Physical activity can lower your blood pressure by five to 15 points
If your blood pressure is elevated, you should start an exercise regimen. Physical activity is one of the keys to reducing your blood pressure, lowering it by as much as five to 15 points. If you’re taking medication for your blood pressure, working out helps make it more effective. If you’re overweight, losing as few as 10 pounds can help reduce or prevent high blood pressure. This is what you should know before you get started:
Talk to your doctor. Some heart medications, such as beta-blockers or calcium channel blockers, can slow your heart rate. Find out what your target heart rate zone should be during exercise if you take these medications.
Warm up before exercise. Walking in place or on a treadmill for 10 minutes lets your heart rate rise gradually.
Choose activities you enjoy. Since you’ll need to break a sweat for 30 minutes a day at least five days of the week, you’ll be more likely to stick to it if you like what you’re doing. If the gym isn’t your thing, don’t worry. Hiking counts. So do dancing, yoga, yard work and anything else that gets your heart beating faster. Mix it up. Variety keeps you from getting bored.
Make strength training part of your routine. You can use weights, weight machines, exercise bands or your own body weight. You’ll lose body fat, boost muscle mass and raise your metabolic rate. You should incorporate strength training at least twice a week.
Include aerobic exercise. Swimming is a gentle way to incorporate cardio. Biking, jumping rope and skating are other good ones. Shoot for 30 minutes. Vigorous activity, like jogging, gives you the same benefit in 20 minutes, three to four days a week.

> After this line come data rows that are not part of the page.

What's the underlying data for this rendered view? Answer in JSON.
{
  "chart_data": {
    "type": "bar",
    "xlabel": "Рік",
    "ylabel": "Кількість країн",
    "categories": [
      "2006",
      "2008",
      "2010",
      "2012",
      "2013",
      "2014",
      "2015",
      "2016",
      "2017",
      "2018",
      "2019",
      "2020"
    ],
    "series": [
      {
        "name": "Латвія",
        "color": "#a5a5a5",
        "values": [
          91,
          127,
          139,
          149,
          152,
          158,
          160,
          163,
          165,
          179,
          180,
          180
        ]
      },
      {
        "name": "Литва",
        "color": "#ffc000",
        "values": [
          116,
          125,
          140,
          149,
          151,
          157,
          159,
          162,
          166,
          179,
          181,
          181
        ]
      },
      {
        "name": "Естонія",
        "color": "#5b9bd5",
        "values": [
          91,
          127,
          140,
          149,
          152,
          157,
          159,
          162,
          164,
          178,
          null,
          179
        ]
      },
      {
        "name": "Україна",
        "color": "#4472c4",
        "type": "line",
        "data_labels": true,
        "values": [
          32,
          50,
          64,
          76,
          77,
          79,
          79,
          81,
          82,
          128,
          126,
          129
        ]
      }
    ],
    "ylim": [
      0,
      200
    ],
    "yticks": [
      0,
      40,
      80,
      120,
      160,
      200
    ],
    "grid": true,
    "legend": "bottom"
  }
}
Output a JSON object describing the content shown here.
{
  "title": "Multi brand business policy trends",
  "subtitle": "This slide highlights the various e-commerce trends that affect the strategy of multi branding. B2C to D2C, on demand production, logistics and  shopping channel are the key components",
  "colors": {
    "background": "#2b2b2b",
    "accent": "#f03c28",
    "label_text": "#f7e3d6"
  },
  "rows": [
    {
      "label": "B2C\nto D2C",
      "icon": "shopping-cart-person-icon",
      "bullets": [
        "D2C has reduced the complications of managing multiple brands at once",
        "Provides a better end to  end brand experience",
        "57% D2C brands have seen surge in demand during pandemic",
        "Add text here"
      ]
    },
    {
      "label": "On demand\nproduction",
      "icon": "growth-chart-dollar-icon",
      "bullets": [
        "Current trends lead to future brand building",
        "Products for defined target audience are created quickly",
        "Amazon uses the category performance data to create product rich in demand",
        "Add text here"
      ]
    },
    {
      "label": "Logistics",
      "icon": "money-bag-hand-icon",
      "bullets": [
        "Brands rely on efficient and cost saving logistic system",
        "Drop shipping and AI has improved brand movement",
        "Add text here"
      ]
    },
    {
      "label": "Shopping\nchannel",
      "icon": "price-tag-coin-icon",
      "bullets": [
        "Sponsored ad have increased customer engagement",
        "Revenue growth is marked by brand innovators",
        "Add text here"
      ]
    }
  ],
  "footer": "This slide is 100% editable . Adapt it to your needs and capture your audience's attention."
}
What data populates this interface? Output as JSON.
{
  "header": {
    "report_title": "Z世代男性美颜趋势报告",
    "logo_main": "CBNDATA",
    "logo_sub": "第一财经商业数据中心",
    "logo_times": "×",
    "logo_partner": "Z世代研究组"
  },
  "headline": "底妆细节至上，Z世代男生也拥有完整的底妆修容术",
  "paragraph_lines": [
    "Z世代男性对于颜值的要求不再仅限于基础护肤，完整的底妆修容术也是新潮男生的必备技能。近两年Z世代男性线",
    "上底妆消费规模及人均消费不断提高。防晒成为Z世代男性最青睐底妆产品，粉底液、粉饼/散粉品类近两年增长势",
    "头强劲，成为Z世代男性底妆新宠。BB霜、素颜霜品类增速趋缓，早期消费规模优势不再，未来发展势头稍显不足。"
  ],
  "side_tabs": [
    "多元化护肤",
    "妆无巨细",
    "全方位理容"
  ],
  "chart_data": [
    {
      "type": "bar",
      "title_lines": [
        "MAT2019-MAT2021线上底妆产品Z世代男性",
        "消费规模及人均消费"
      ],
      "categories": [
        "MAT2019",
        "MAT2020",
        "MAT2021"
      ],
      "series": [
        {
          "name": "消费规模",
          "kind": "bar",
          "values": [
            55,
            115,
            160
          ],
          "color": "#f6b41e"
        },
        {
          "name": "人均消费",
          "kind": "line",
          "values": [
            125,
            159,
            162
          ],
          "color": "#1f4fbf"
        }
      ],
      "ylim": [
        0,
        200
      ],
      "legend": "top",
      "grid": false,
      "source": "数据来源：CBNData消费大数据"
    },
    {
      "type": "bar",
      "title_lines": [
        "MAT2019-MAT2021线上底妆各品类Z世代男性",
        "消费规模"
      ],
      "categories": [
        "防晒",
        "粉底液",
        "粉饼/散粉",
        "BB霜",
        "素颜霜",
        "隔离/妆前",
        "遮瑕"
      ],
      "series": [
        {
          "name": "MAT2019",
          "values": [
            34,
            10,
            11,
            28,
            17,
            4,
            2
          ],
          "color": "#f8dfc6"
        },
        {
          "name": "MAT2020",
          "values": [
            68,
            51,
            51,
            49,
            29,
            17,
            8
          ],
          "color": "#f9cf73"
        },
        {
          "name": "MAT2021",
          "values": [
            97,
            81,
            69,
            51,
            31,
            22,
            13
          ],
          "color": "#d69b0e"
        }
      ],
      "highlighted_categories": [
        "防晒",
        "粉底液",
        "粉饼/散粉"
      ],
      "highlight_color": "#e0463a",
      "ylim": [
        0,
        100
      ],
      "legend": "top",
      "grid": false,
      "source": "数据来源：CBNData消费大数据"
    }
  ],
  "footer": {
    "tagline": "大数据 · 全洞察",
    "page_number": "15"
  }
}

Work up to that if that’s too much right now. Then, increase up the intensity. Don’t overdo it; you should still be able to exchange brief sentences with someone while you’re exercising. If you get out of breath quickly, or if short sentences feel like a strain, you’re probably working too hard. If you can sing, however, step it up a bit to make sure you’re getting the most out of your exercise.
Cool down. Walk for 10 minutes to help your heart rate return to normal. This is especially important for people with high blood pressure. If you stop exercising too quickly, your blood pressure can drop sharply, which can be dangerous.